= British Radio Valve Manufacturers' Association =

Former trade association and cartel

The British Radio Valve Manufacturers' Association (BVA) was a 20th-century cartel of vacuum tube (valve) manufacturers in the United Kingdom that was designed to protect their interests from foreign competition. The cartel dictated (among other things) the price of valves and how they were numbered.

The BVA grew out of the Electric Lamp Manufacturer's Association of Great Britain (ELMA), itself a price-fixing cartel. In 1924, the valve manufacturers' committee of ELMA became the Valve Manufacturers' Association, and then in July 1926 The British Radio Valve Manufacturers' Association.

The numbering scheme was supposedly designed to make it difficult to identify American equivalents, which were typically half the British retail price in their home country; American types manufactured in the UK by companies such as Brimar sold at the same price as their UK counterparts due to the BVA's insistence. All manufacturers eventually published their own lists of 'equivalents' between their own valves and those of other manufacturers, including American types, so cross-referencing became easy, in the UK at least.

The BVA dictated that no more than one electrode structure could be contained within one envelope, because the association levied a charge of initially £1 per valveholder to cover royalties on any of its members' patent rights. Pressure from set-makers for multi-structure valves to overcome the BVA's edict led to British and European manufacturers introducing multi-structure valves, and these eventually became common.

Of twelve valve manufacturers, nine were members of the association.

Members competed freely to supply valves to radio-set manufacturers who were on the association's white-list, even selling at below cost. In contrast, replacement valves for repair of sets were sold to consumers at a far higher price, fixed by the association. This was advantageous to association members, as the market for replacement valves was far less elastic than the market for new radio sets, and furthermore, the sale of new sets created a demand for replacement valves.

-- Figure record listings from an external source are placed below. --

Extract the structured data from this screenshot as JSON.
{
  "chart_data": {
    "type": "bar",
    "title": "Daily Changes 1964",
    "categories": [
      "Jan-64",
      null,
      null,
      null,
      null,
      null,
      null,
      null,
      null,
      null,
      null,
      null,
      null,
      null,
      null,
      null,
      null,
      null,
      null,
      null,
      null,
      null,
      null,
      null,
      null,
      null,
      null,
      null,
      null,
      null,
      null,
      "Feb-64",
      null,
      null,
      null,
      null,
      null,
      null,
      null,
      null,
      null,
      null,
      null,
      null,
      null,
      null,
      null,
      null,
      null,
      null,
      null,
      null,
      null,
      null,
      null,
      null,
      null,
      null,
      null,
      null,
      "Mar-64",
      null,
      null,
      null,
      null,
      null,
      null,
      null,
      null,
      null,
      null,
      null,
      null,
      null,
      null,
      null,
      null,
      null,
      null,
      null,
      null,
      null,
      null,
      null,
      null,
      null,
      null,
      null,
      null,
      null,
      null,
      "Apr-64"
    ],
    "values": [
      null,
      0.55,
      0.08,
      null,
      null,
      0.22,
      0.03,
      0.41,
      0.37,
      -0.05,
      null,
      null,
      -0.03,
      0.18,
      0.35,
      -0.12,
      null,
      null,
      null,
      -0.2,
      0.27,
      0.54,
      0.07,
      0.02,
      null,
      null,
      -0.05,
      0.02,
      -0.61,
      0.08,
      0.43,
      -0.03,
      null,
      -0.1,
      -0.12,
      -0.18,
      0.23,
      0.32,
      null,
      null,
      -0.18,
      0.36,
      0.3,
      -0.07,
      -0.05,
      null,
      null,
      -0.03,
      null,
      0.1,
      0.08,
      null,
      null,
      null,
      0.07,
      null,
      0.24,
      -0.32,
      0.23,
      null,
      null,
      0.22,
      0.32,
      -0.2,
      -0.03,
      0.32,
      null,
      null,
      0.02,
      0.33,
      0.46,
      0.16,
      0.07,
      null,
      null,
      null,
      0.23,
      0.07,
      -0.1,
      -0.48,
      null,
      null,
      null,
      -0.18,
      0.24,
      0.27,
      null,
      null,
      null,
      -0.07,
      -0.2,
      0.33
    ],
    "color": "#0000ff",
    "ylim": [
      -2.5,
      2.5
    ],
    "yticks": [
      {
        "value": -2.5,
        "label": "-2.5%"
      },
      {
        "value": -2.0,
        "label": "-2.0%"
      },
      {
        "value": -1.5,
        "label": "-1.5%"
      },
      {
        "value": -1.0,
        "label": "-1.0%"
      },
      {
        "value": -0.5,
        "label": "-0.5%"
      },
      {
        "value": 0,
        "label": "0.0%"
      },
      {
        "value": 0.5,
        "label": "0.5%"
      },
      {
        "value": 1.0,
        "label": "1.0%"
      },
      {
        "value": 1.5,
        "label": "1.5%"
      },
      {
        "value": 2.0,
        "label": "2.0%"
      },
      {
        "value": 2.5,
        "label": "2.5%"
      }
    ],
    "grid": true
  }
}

Faced with the Restrictive Trade Practices Act 1956, the BVA announced its abandonment of price fixing effective from 1 September 1956, though with the caveat that it does not follow that the prices of comparable valves and tubes will necessarily vary between one manufacturer and another in the immediate future. The then members of the BVA were A.C. Cossor, Edison and Swan Electric Light Company, Ever Ready Radio Valve Company, Ferranti, GEC, Marconiphone, Mullard, Philips and STC.